Are these programs workings? The government claims about 48 per cent of the population enjoys sanitation facilities and 78 per cent has access to safe drinking water. But districts like Rukum and Jajarkot are way behind the national average: only 23 per cent have access to toilets and 46 per cent have a supply of clean drinking water.
Says Bishwa Raj Khanal, senior epidemiologist with the Department of Health Services, "Places in the mid west like Jajarkot and Rukum do have sanitation programs in place, but very limited health services and workers. The communities have little access to clean drinking water and are generally unaware of the importance of good sanitation practices, even basic things like washing hands before eating and after going to the toilet."
In the areas hit by the epidemic, according to Khanal, the difficult terrain and the lack of coordination on the part of the district disaster relief committee compounded the situation. The rest is a sad history.
"Water and sanitation are like stones and soil"
There's a plethora of initiatives to provide sanitation facilities in rural and urban areas in Nepal. For the large part these are coupled with water supply projects. As Shankha Buddha Lama of the Shanti Jan Adarsha Youth Club puts it, "Water supply and sanitation are like stones and soil - you can't have one without the other."
In Kavrepalanchok, Shankha Buddha's organisation is the chief support organisation for the Rural Water Supply and Sanitation Fund Development Board, an semi-autonomous institution funded by the World Bank and DfID. Over the last decade, Shankha Buddha has become something of a celebrity in Kavre.
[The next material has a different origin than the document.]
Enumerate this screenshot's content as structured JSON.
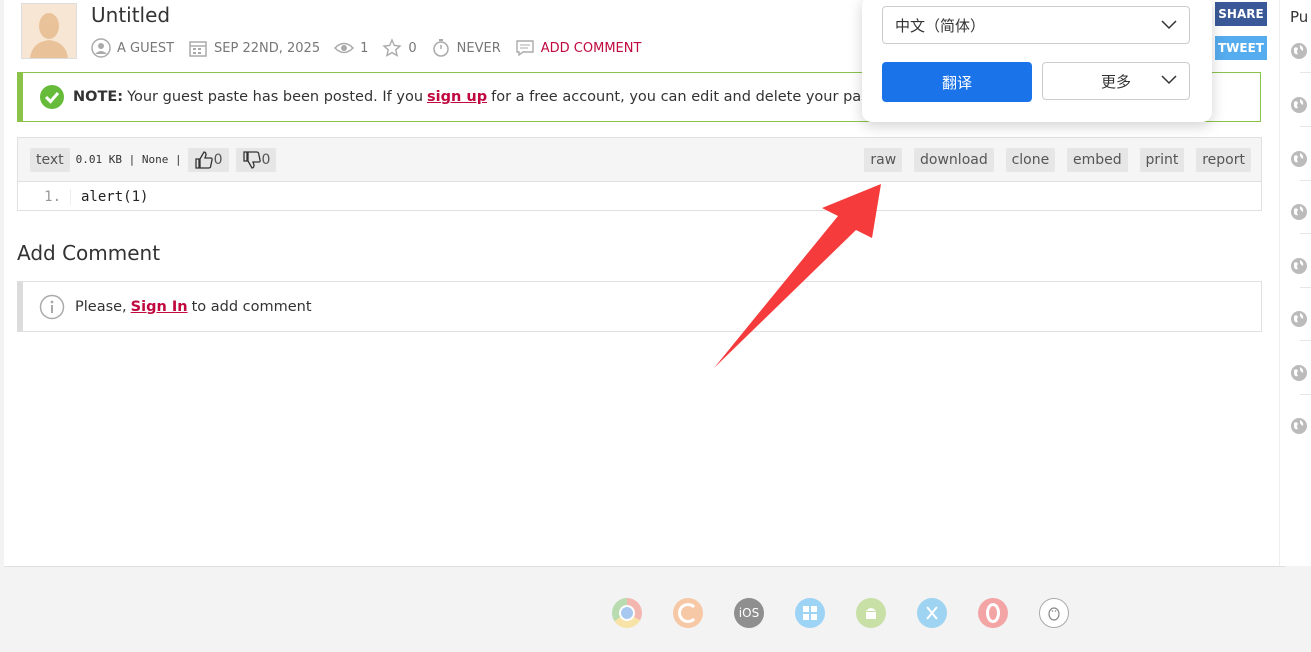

He has made it his mission to bring water and sanitation to his district by reconnoitering potential project sites and selecting them on the basis of demand and willingness to adopt a community participation model that includes women.
Kavre has enjoyed success, with several villages declaring themselves 'ODF' - open defaecation free. Toilet use has been joined to mini-biogas plants in some sites, whereby human and animal waste is converted into gas, the residue is used as fertiliser, and firewood use is reduced. Though villagers initially demand water, they are soon convinced, sometimes by visiting other sites, of the advantages to their health and environment of using toilets.
At the closing event of National Sanitation Week in July in district headquarters Dhulikhel, schoolchildren enlivened the speeches with a carefully rehearsed 'sanitation song'. Shankha Buddha himself took the podium to suggest that parents desist from marrying daughters into houses without toilets. A government official was a little more circumspect, noting that Nepal was some way away from meeting its targets. "But Kavre could be a model," he said. "Why not make the entire district ODF by 2012-13? Ghar ghar ma sauchalaya, Kavre jilla ko parichaya." A toilet in every house, the introduction to Kavre.